The bench said it had found that “at the present stage there is absence of material on record to lead to conclusion that result of the exam is vitiated or that there is a systemic breach of the sanctity of the exam”.

“(The) data on record is not indicative of a systemic leak of the question paper which would indicate a disruption of the sanctity of the exam.”

The bench noted that it was possible to distinguish the tainted students from the untainted.

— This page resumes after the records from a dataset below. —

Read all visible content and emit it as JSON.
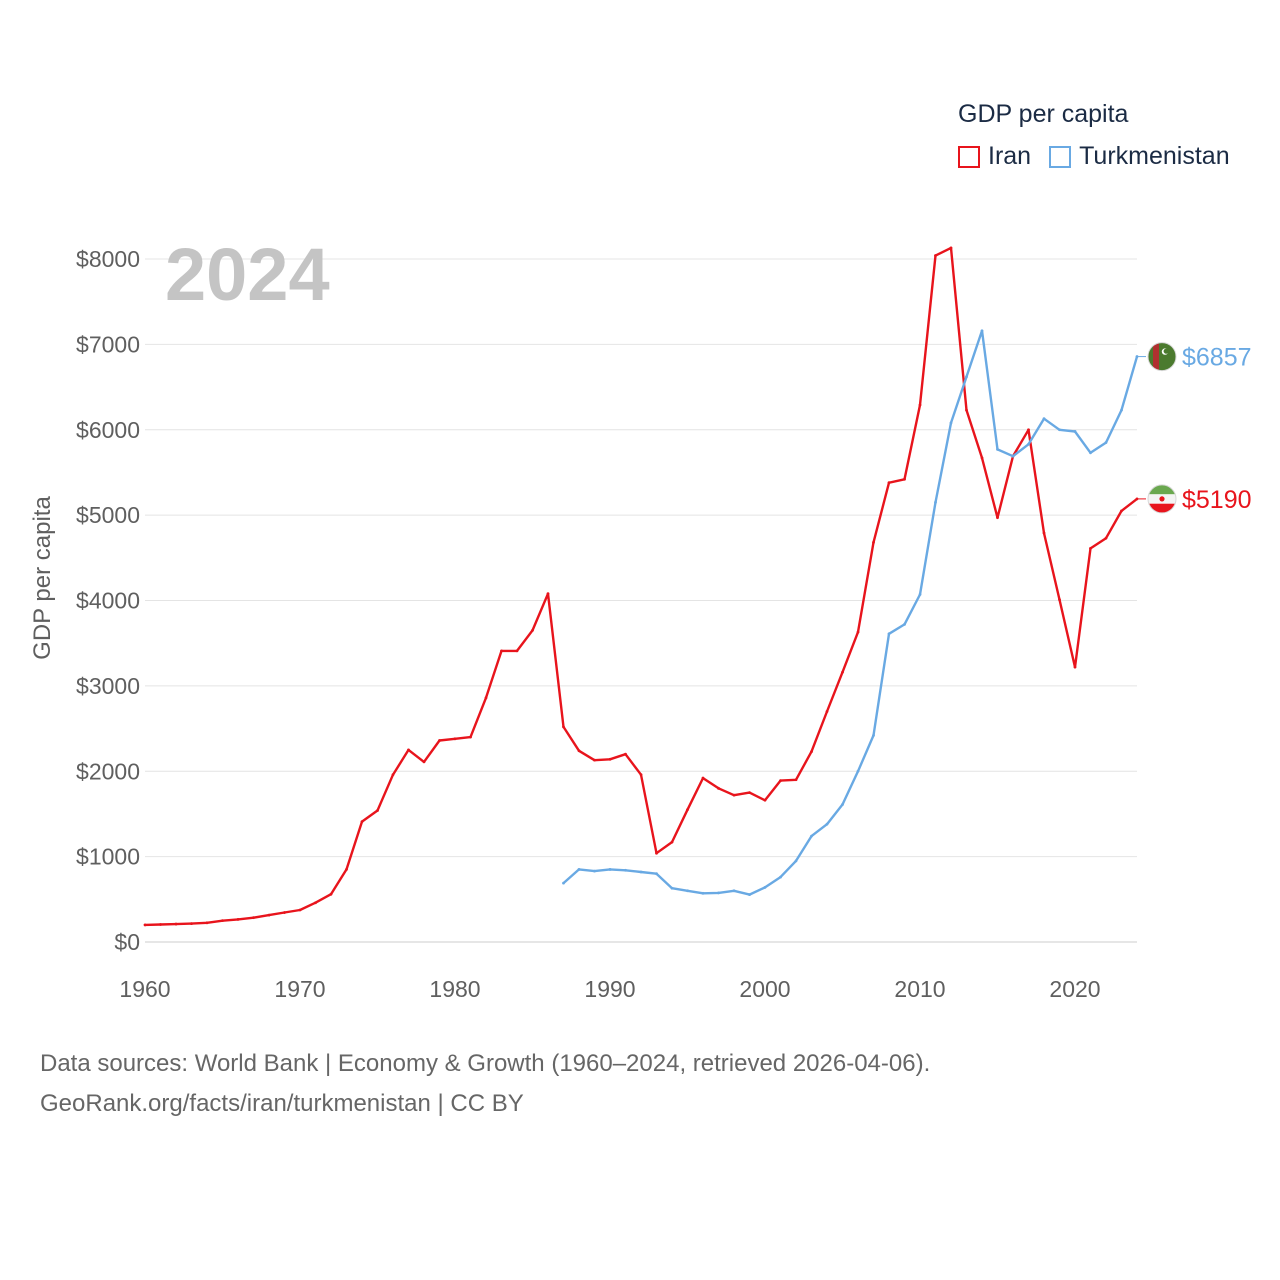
{
  "chart_data": {
    "type": "line",
    "title": "GDP per capita",
    "year_label": "2024",
    "ylabel": "GDP per capita",
    "xlabel": "",
    "xlim": [
      1960,
      2024
    ],
    "ylim": [
      0,
      8000
    ],
    "x_ticks": [
      1960,
      1970,
      1980,
      1990,
      2000,
      2010,
      2020
    ],
    "x_tick_labels": [
      "1960",
      "1970",
      "1980",
      "1990",
      "2000",
      "2010",
      "2020"
    ],
    "y_ticks": [
      0,
      1000,
      2000,
      3000,
      4000,
      5000,
      6000,
      7000,
      8000
    ],
    "y_tick_labels": [
      "$0",
      "$1000",
      "$2000",
      "$3000",
      "$4000",
      "$5000",
      "$6000",
      "$7000",
      "$8000"
    ],
    "grid": true,
    "legend_position": "top-right",
    "series": [
      {
        "name": "Iran",
        "color": "#e8141c",
        "end_label": "$5190",
        "flag_icon": "iran-flag-icon",
        "x": [
          1960,
          1961,
          1962,
          1963,
          1964,
          1965,
          1966,
          1967,
          1968,
          1969,
          1970,
          1971,
          1972,
          1973,
          1974,
          1975,
          1976,
          1977,
          1978,
          1979,
          1980,
          1981,
          1982,
          1983,
          1984,
          1985,
          1986,
          1987,
          1988,
          1989,
          1990,
          1991,
          1992,
          1993,
          1994,
          1995,
          1996,
          1997,
          1998,
          1999,
          2000,
          2001,
          2002,
          2003,
          2004,
          2005,
          2006,
          2007,
          2008,
          2009,
          2010,
          2011,
          2012,
          2013,
          2014,
          2015,
          2016,
          2017,
          2018,
          2019,
          2020,
          2021,
          2022,
          2023,
          2024
        ],
        "values": [
          200,
          205,
          210,
          215,
          225,
          250,
          265,
          285,
          315,
          345,
          375,
          460,
          560,
          850,
          1410,
          1540,
          1960,
          2250,
          2110,
          2360,
          2380,
          2400,
          2860,
          3410,
          3410,
          3650,
          4080,
          2520,
          2240,
          2130,
          2140,
          2200,
          1960,
          1040,
          1170,
          1550,
          1920,
          1800,
          1720,
          1750,
          1660,
          1890,
          1900,
          2230,
          2700,
          3160,
          3630,
          4680,
          5380,
          5420,
          6290,
          8040,
          8130,
          6230,
          5670,
          4970,
          5690,
          6000,
          4790,
          4010,
          3220,
          4610,
          4730,
          5050,
          5190
        ]
      },
      {
        "name": "Turkmenistan",
        "color": "#69a9e3",
        "end_label": "$6857",
        "flag_icon": "turkmenistan-flag-icon",
        "x": [
          1987,
          1988,
          1989,
          1990,
          1991,
          1992,
          1993,
          1994,
          1995,
          1996,
          1997,
          1998,
          1999,
          2000,
          2001,
          2002,
          2003,
          2004,
          2005,
          2006,
          2007,
          2008,
          2009,
          2010,
          2011,
          2012,
          2013,
          2014,
          2015,
          2016,
          2017,
          2018,
          2019,
          2020,
          2021,
          2022,
          2023,
          2024
        ],
        "values": [
          690,
          850,
          830,
          850,
          840,
          820,
          800,
          630,
          600,
          570,
          575,
          600,
          555,
          640,
          760,
          950,
          1240,
          1380,
          1610,
          2000,
          2420,
          3610,
          3720,
          4070,
          5150,
          6080,
          6620,
          7160,
          5770,
          5690,
          5830,
          6130,
          6000,
          5980,
          5730,
          5850,
          6230,
          6857
        ]
      }
    ]
  },
  "footer": {
    "line1": "Data sources: World Bank | Economy & Growth (1960–2024, retrieved 2026-04-06).",
    "line2": "GeoRank.org/facts/iran/turkmenistan | CC BY"
  }
}
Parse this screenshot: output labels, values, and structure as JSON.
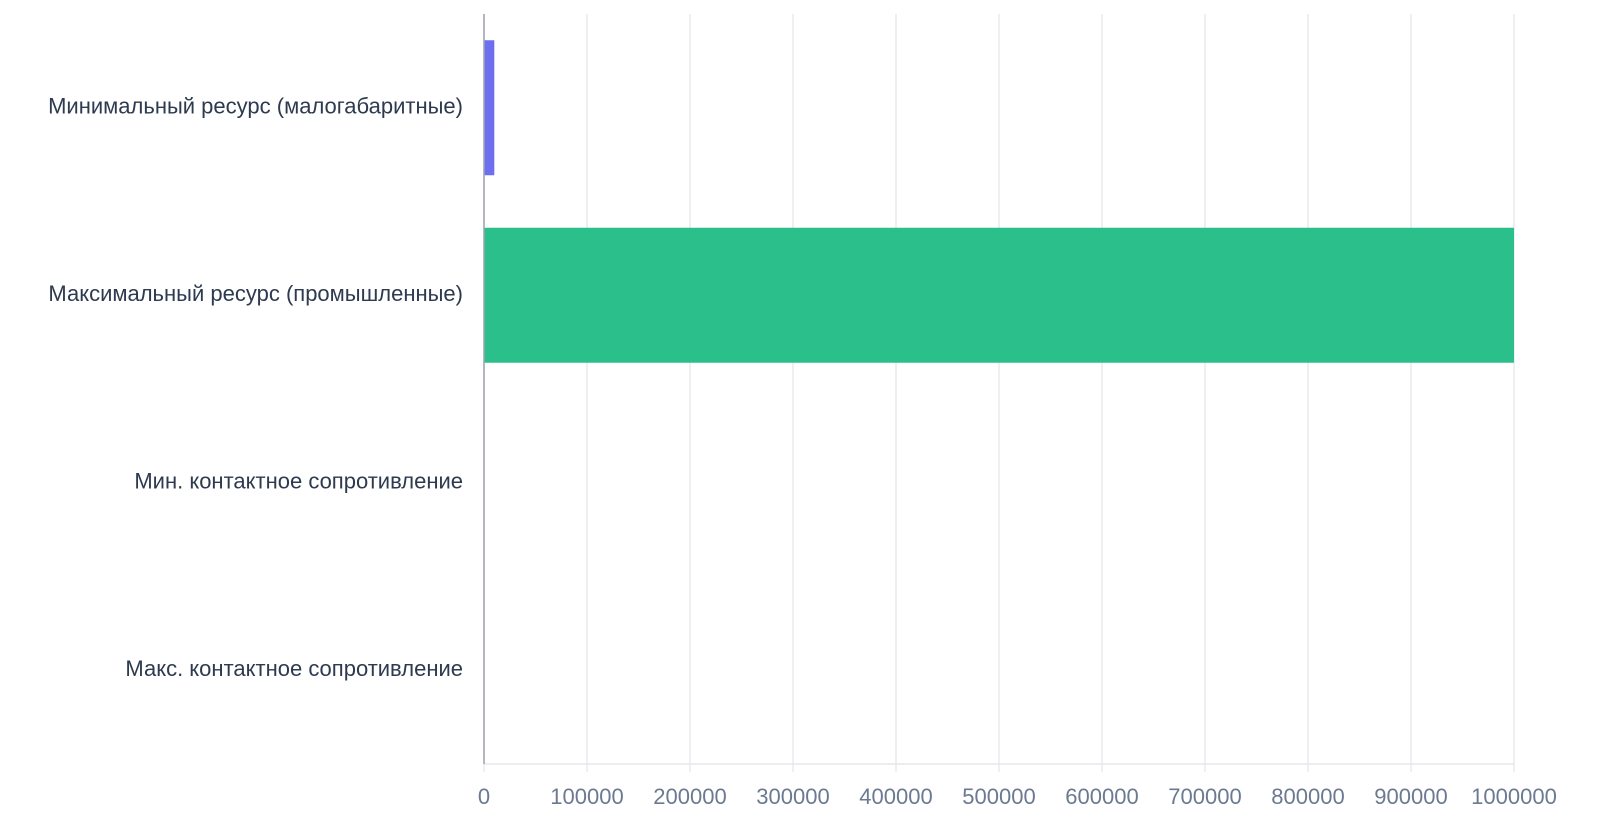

It said that directing a retest would have serious consequences for the tens of thousands of successful and untainted candidates from among the 24 lakh who had taken the exam.

Besides, scrapping the exam would disrupt the admission schedule, which would have a cascading effect on the course of medical education, impact the availability of qualified doctors in the future, and seriously hurt candidates from the marginalised groups who had qualified for reserved seats.

“Thus, we are of the view that ordering cancellation of the entire exam is not… justified on application of settled principles propounded by this court on the basis of material on record,” the bench said.

As for the other controversies, the Centre had cancelled the grace marks awarded to 1,563 candidates and announced a retest for those willing to take it from among them.

This year’s NEET-UG was held at 4,750 centres across 571 Indian and 14 overseas cities, with 108,000 seats up for grabs.

The apex court announced it would later pass a detailed order.